Infighting in association
National Rifle Association of India (NRAI) president Raninder Singh took aim at the coaching staff and pointed to why India missed the target by such a wide margin. The association chief claimed that internal wrangling within the team, especially among coaches of the pistol team, might have impacted the performances.
Singh also spoke about issues between Bhaker and her former coach Jaspal Rana, a former World and Asian champion. Now, that the shooters have failed to deliver at the Olympics, there will certainly be blame games. However, without a doubt, there are issues within the association and it has possibly affected the Indian shooters.
Failure to send trap shooters
Another reason for the failure of the Indian shooters is the absence of trap shooters in the squad. It is a category in which India has performed well in the past. India's first Olympic medal in shooting came from a trap shooter, Rajyavardhan Singh Rathore at Athens, 2004.
This time around, despite sending a large contingent of 15 shooters, there were no trap shooters amongst them. Infact, India was without a trap shooter for the first time at the Olympic Games since Barcelona 1992. After the Rio Olympics, the junior shooting program was established for the pistol and rifle events. However, there was a delay for the trap shooters.
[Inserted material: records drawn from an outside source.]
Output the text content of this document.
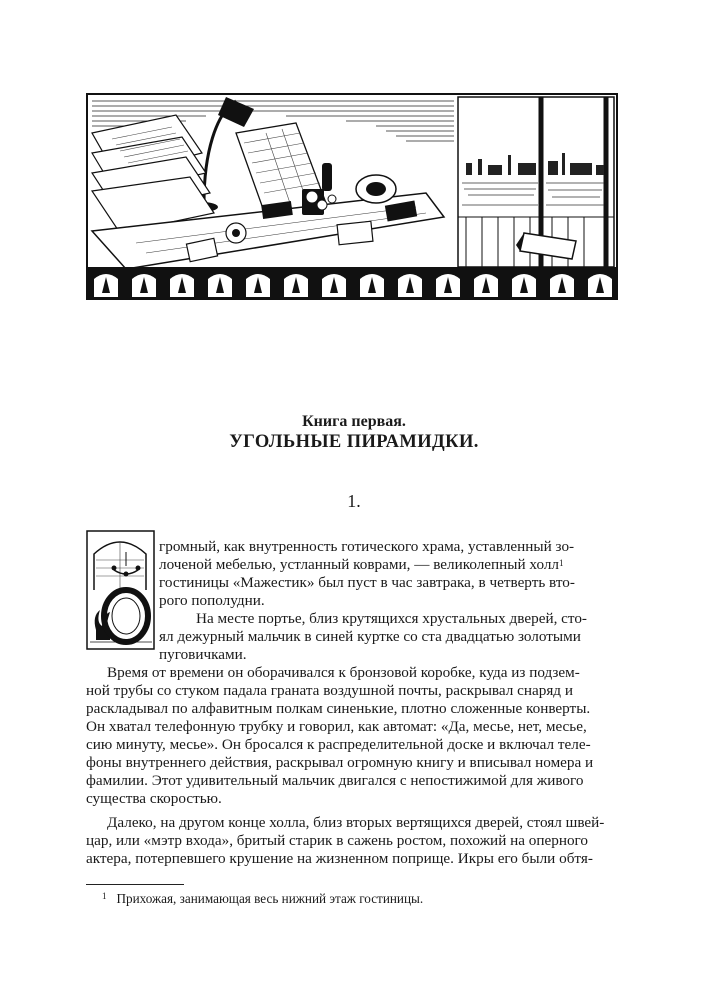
Книга первая.
УГОЛЬНЫЕ ПИРАМИДКИ.
1.
громный, как внутренность готического храма, уставленный зо-
лоченой мебелью, устланный коврами, — великолепный холл$^1$
гостиницы «Мажестик» был пуст в час завтрака, в четверть вто-
рого пополудни.
На месте портье, близ крутящихся хрустальных дверей, сто-
ял дежурный мальчик в синей куртке со ста двадцатью золотыми
пуговичками.
Время от времени он оборачивался к бронзовой коробке, куда из подзем-
ной трубы со стуком падала граната воздушной почты, раскрывал снаряд и
раскладывал по алфавитным полкам синенькие, плотно сложенные конверты.
Он хватал телефонную трубку и говорил, как автомат: «Да, месье, нет, месье,
сию минуту, месье». Он бросался к распределительной доске и включал теле-
фоны внутреннего действия, раскрывал огромную книгу и вписывал номера и
фамилии. Этот удивительный мальчик двигался с непостижимой для живого
существа скоростью.
Далеко, на другом конце холла, близ вторых вертящихся дверей, стоял швей-
цар, или «мэтр входа», бритый старик в сажень ростом, похожий на оперного
актера, потерпевшего крушение на жизненном поприще. Икры его были обтя-
$^1$ Прихожая, занимающая весь нижний этаж гостиницы.
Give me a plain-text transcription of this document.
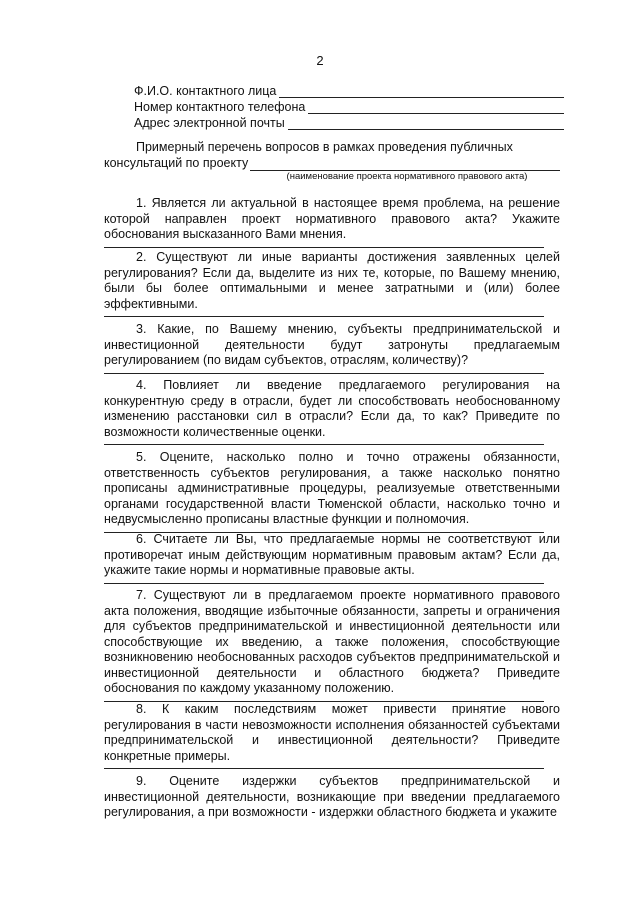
2
Ф.И.О. контактного лица
Номер контактного телефона
Адрес электронной почты

Примерный перечень вопросов в рамках проведения публичных

консультаций по проекту
(наименование проекта нормативного правового акта)

1. Является ли актуальной в настоящее время проблема, на решение которой направлен проект нормативного правового акта? Укажите обоснования высказанного Вами мнения.

2. Существуют ли иные варианты достижения заявленных целей регулирования? Если да, выделите из них те, которые, по Вашему мнению, были бы более оптимальными и менее затратными и (или) более эффективными.

3. Какие, по Вашему мнению, субъекты предпринимательской и инвестиционной деятельности будут затронуты предлагаемым регулированием (по видам субъектов, отраслям, количеству)?

4. Повлияет ли введение предлагаемого регулирования на конкурентную среду в отрасли, будет ли способствовать необоснованному изменению расстановки сил в отрасли? Если да, то как? Приведите по возможности количественные оценки.

5. Оцените, насколько полно и точно отражены обязанности, ответственность субъектов регулирования, а также насколько понятно прописаны административные процедуры, реализуемые ответственными органами государственной власти Тюменской области, насколько точно и недвусмысленно прописаны властные функции и полномочия.

6. Считаете ли Вы, что предлагаемые нормы не соответствуют или противоречат иным действующим нормативным правовым актам? Если да, укажите такие нормы и нормативные правовые акты.

7. Существуют ли в предлагаемом проекте нормативного правового акта положения, вводящие избыточные обязанности, запреты и ограничения для субъектов предпринимательской и инвестиционной деятельности или способствующие их введению, а также положения, способствующие возникновению необоснованных расходов субъектов предпринимательской и инвестиционной деятельности и областного бюджета? Приведите обоснования по каждому указанному положению.

8. К каким последствиям может привести принятие нового регулирования в части невозможности исполнения обязанностей субъектами предпринимательской и инвестиционной деятельности? Приведите конкретные примеры.

9. Оцените издержки субъектов предпринимательской и инвестиционной деятельности, возникающие при введении предлагаемого регулирования, а при возможности - издержки областного бюджета и укажите
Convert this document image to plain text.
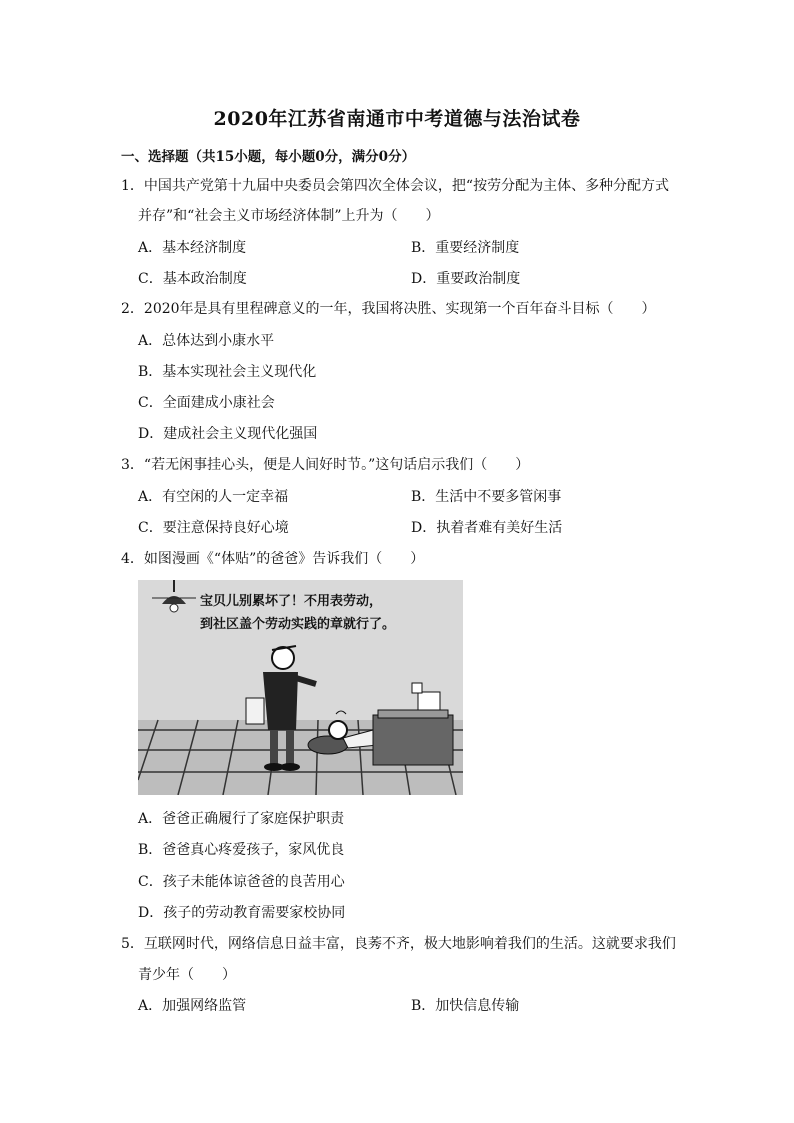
2020年江苏省南通市中考道德与法治试卷
一、选择题（共15小题，每小题0分，满分0分）
1．中国共产党第十九届中央委员会第四次全体会议，把“按劳分配为主体、多种分配方式
并存”和“社会主义市场经济体制”上升为（　　）
A．基本经济制度	B．重要经济制度
C．基本政治制度	D．重要政治制度
2．2020年是具有里程碑意义的一年，我国将决胜、实现第一个百年奋斗目标（　　）
A．总体达到小康水平
B．基本实现社会主义现代化
C．全面建成小康社会
D．建成社会主义现代化强国
3．“若无闲事挂心头，便是人间好时节。”这句话启示我们（　　）
A．有空闲的人一定幸福	B．生活中不要多管闲事
C．要注意保持良好心境	D．执着者难有美好生活
4．如图漫画《“体贴”的爸爸》告诉我们（　　）
宝贝儿别累坏了！不用表劳动，
到社区盖个劳动实践的章就行了。
A．爸爸正确履行了家庭保护职责
B．爸爸真心疼爱孩子，家风优良
C．孩子未能体谅爸爸的良苦用心
D．孩子的劳动教育需要家校协同
5．互联网时代，网络信息日益丰富，良莠不齐，极大地影响着我们的生活。这就要求我们
青少年（　　）
A．加强网络监管	B．加快信息传输
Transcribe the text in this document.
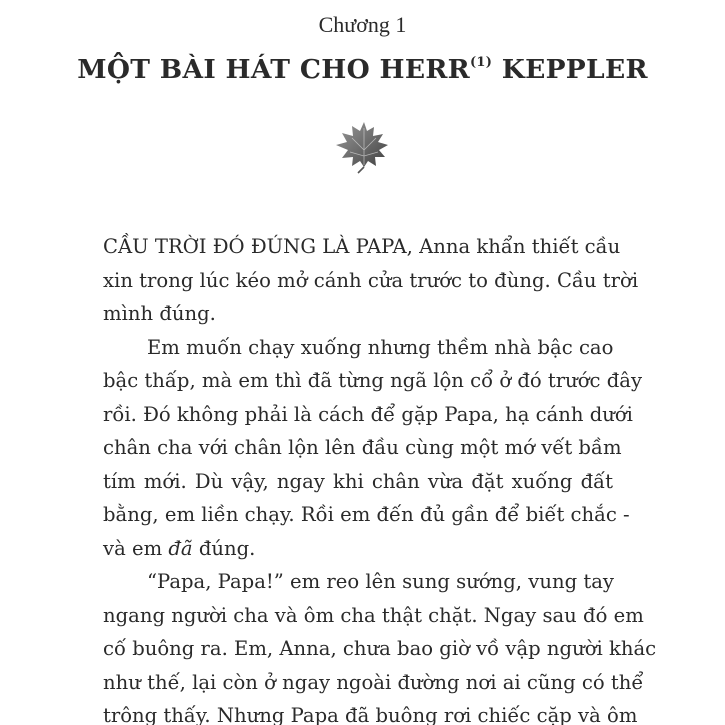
Chương 1
MỘT BÀI HÁT CHO HERR$^{(1)}$ KEPPLER
CẦU TRỜI ĐÓ ĐÚNG LÀ PAPA, Anna khẩn thiết cầu
xin trong lúc kéo mở cánh cửa trước to đùng. Cầu trời
mình đúng.
Em muốn chạy xuống nhưng thềm nhà bậc cao
bậc thấp, mà em thì đã từng ngã lộn cổ ở đó trước đây
rồi. Đó không phải là cách để gặp Papa, hạ cánh dưới
chân cha với chân lộn lên đầu cùng một mớ vết bầm
tím mới. Dù vậy, ngay khi chân vừa đặt xuống đất
bằng, em liền chạy. Rồi em đến đủ gần để biết chắc -
và em đã đúng.
“Papa, Papa!” em reo lên sung sướng, vung tay
ngang người cha và ôm cha thật chặt. Ngay sau đó em
cố buông ra. Em, Anna, chưa bao giờ vồ vập người khác
như thế, lại còn ở ngay ngoài đường nơi ai cũng có thể
trông thấy. Nhưng Papa đã buông rơi chiếc cặp và ôm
Due to this, the ground-level improvement was much slower.
The presence of trap shooters would have further boosted India's challenge in shooting at the Tokyo Olympics. In the last couple of years, the likes of Lakshay Sheoran and Manisha Keer have emerged as promising trap shooters. They will likely be amongst the squad when India travels to the French capital in three years' time for the Paris Olympics.
Omission of Chinki Yadav
The biggest shock in the Indian shooting fraternity before the Tokyo Olympics was the exclusion of Chinki Yadav from the Indian squad. The World No. 1 in the Women's 25m Pistol category, Yadav is one of the most talented shooters that the country has produced in recent years.
Surprisingly enough, it is not that the shooter had failed to qualify. Infact, at the 2019 Asian Championships in Doha, Yadav had secured an Olympic quota for India with a career-best qualification score of 588. Despite her great achievements, her omission from the shooting squad is a mystery.
Former Indian shooter Jaspal Rana had stated that justice has been denied to her and he has serious objections to the selections of the NRAI. Due to her shocking omission, Yadav admitted that she went through mental agony. The 23-year-old had secured a gold medal at the ISSF World Cup earlier in 2021 in New Delhi, beating Rahi Sarnobat and Manu Bhaker, before the shocking revelation. Both Bhaker and Sarnobat failed to deliver in the 25m pistol category at the Tokyo Olympics.
The absence of the world’s top shooter proved to be a fatal mistake. Who knows what could have happened if Chinki Yadav would have participated at Tokyo 2020.